Естественно, Амальфитано составил себе хорошее мнение об Арчимбольди, впрочем, это его мнение и близко не походило на обожание, с каким литературоведы относились к немецким авторам. Амальфитано, к примеру, считал одинаково талантливыми Гюнтера Грасса и Арно Шмидта. Когда литературоведы поинтересовались, кто первым, он или издатели, захотел перевести «Неограниченную розу», Амальфитано сказал, что, кажется, это издатели из того аргентинского издательства вышли на него. В то время он переводил все что придется, а еще и подрабатывал корректором оттисков. Издание, насколько он знал, было пиратское, хотя решил он так гораздо позже и не мог подтвердить свое предположение.

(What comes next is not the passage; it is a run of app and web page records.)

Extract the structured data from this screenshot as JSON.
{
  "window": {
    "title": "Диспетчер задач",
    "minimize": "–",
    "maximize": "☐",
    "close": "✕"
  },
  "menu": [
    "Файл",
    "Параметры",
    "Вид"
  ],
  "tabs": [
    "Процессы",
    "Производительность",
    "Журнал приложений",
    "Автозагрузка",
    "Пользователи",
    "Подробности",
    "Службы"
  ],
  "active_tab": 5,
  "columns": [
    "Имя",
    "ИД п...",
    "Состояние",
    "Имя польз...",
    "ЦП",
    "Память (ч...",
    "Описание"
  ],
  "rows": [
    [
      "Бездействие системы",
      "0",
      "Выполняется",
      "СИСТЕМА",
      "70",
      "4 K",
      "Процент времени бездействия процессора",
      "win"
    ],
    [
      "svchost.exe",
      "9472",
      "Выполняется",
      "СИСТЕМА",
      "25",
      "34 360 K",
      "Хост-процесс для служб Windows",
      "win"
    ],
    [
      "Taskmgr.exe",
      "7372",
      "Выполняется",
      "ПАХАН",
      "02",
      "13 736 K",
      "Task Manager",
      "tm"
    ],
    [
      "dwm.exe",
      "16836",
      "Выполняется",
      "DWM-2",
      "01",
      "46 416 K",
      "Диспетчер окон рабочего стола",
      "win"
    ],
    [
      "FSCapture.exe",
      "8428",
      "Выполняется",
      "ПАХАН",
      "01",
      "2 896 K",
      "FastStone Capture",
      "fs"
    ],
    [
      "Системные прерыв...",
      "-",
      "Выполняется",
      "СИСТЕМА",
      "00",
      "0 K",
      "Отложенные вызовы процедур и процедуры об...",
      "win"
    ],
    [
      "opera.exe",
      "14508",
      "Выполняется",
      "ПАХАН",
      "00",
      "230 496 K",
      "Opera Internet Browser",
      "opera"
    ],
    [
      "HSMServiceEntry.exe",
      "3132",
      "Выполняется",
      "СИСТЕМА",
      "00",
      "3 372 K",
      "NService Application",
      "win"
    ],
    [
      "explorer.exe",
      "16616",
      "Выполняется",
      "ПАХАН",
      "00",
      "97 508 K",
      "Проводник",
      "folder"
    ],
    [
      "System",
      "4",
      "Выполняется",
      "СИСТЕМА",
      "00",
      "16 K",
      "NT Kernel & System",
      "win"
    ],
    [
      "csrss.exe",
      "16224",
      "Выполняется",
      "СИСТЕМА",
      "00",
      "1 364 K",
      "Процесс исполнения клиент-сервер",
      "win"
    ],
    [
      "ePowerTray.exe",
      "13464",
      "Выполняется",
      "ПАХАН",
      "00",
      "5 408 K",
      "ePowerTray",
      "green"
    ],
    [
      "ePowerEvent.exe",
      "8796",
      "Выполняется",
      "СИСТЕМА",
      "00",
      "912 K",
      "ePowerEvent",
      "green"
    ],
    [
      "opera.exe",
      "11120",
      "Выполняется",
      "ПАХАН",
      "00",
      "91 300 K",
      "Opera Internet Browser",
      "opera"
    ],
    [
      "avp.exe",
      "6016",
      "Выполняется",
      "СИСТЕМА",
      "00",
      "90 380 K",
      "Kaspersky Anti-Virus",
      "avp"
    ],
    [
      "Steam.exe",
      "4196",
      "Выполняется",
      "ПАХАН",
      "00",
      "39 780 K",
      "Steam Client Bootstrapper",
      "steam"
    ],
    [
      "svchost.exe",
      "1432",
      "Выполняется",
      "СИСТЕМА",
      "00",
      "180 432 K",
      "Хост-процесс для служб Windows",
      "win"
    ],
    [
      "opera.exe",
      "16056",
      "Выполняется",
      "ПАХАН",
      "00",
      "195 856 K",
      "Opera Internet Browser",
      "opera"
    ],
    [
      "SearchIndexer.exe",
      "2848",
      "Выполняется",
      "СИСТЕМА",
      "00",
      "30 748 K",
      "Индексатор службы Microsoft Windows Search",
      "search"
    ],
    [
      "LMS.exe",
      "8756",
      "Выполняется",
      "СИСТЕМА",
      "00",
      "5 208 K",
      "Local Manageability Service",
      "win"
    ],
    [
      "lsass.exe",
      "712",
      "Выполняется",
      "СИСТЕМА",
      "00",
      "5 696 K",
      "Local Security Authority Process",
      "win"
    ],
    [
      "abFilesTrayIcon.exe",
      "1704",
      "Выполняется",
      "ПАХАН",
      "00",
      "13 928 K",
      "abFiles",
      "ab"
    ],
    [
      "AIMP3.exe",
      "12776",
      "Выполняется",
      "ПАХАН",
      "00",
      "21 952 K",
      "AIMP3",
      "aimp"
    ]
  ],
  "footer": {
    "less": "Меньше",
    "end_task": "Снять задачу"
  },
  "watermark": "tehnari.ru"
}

Когда литературоведы, уже значительно смягчившись в отношении своего гида, спросили, что он делал в 1974 году в Аргентине, Амальфитано посмотрел на них, посмотрел в свою маргариту и сообщил тоном, в котором читалось «сколько можно повторять одно и то же»: в 1974 году он уехал в Аргентину, так как был вынужден покинуть родную землю из-за государственного переворота в Чили. Потом попросил прощения за излишне пафосную фразу. «Все приклеивается»,— сказал он, но литературоведы не придали ровно никакого значения этой последней фразе.
— Эмиграция — это, наверно, очень тяжело,— понимающе кивнув, сказала Нортон.
— На самом деле,— отозвался Амальфитано,— сейчас я на это смотрю как на вполне естественное явление: эмиграция на свой лад обнуляет судьбу. Или то, что обычно называют судьбой.
— Но ведь изгнание,— вмешался Пеллетье,— это же неустроенность, разрыв привычных связей и прыжок в неизвестность, и все это переживаешь не по разу. Как тут совершить что-нибудь важное? Трудно ведь…
— Вот в этом и заключается,— ответил Амальфитано,— обнуление судьбы. Еще раз прошу прощения.